A couple of weeks ago, I posted a Substack note about my experience speaking to my white female yoga teacher about the racism I had encountered while partaking in a “BIPOC” scholarship at the local circus school.
I felt comfortable enough to open up to her after she told me how she had sew many black friends in her life, laughing about how silly “wokeness” is these days.
But when I vulnerably shared the actual racism I experienced with the folks next door, she literally did not have any response to it. When I finished telling my story, she immediately changed the subject, by launching straight into a monologue about her journey with misogyny.
Perhaps her logic was that we were just talking about general “oppression” so she may as well add in her own experience too.
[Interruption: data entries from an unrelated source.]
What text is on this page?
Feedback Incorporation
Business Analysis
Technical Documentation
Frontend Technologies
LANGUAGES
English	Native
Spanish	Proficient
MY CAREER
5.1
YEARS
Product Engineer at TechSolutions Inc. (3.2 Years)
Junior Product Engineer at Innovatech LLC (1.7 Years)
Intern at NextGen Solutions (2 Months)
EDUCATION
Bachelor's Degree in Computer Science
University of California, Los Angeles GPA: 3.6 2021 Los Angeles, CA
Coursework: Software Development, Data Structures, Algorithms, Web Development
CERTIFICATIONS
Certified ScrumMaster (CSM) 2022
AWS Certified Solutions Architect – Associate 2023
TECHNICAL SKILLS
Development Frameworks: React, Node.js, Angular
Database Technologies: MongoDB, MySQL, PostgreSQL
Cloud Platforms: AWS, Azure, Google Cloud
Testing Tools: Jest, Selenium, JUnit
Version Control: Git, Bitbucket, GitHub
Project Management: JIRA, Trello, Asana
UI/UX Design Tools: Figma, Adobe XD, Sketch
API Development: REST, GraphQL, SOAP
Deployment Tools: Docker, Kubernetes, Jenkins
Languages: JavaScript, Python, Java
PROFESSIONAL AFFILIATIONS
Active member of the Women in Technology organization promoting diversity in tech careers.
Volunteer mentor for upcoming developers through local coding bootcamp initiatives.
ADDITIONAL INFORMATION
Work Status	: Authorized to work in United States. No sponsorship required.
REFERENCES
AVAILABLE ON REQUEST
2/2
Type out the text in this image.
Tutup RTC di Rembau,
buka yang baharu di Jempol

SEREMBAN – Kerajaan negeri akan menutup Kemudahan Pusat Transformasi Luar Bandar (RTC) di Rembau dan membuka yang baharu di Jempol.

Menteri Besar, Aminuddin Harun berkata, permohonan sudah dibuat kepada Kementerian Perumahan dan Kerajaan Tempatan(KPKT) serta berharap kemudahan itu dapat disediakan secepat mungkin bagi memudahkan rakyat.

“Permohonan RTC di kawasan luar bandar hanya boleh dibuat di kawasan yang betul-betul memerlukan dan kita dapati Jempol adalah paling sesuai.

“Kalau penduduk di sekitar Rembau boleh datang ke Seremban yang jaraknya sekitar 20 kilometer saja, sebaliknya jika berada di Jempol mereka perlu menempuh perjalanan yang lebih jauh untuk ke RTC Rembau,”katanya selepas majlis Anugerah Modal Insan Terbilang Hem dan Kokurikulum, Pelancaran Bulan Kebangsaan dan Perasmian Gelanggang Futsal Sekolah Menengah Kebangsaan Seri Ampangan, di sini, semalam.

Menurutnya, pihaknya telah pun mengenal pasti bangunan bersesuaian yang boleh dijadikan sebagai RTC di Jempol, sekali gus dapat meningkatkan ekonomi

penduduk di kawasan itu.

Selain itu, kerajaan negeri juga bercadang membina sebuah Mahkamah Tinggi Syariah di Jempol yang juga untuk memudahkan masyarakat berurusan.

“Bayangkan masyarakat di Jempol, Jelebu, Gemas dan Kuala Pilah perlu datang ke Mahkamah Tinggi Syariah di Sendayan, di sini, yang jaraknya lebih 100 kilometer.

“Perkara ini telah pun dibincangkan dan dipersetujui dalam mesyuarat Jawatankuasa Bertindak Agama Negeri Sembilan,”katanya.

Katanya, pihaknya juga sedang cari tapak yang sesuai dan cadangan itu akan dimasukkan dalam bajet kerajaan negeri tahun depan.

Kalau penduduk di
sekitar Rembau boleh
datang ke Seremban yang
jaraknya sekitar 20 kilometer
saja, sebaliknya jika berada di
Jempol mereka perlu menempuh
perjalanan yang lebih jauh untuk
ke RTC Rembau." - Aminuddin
What began as a mutual conversation, ended with her 10 minute monologue about her female journey, as my yoga time ticked away.
Whatever the deal was, I felt unheard. It was as if I had idiotically spoken to a brick wall, expecting it to respond back to me.
The misogyny talk was extremely tone-deaf.
And I also knew, that this sort of exchange would never happen in a million years if I were talking to a black woman.
I was the only student who showed up for class that day, and by the time she was done talking, we only had 15 minutes left to stretch.
She offered to comp my next class in exchange for the wasted time, which I accepted. I bought a 10-class package exclusively for the purpose of attending her Aerial classes—so I’ve been returning ever since, as if nothing happened. I still enjoy her classes.
I’m not even mad at her, because it’s nothing personal. This is very typical for a woman of her background.
But that evening, I walked away with something I can only describe as a reminder:
I don’t like to talk about racism with white women.
As I said in my Note, (which I brashly deleted along with dozens of others when I was feeling sad and wanting to crawl into a turtle shell):
“It’s too much teaching, too many blanks to fill in, too many blind spots to navigate, and too much emotional labor. They just can’t seem to empathize and connect with this integral aspect of my human experience.
…I think there are some white women who know what’s up but they are few and far between. And even then it doesn’t hold a candle to talking to a black woman who knows what’s up.”
I made an internal note to be more cautious about who I open up to.
The irony is that white women are the dominant population in my local area. My own personal connections are also primarily with white women.
I noticed how I’ve been feeling about that, and the dynamics I’ve encountered. I’d like to be fully open and honest about what this has brought up for me.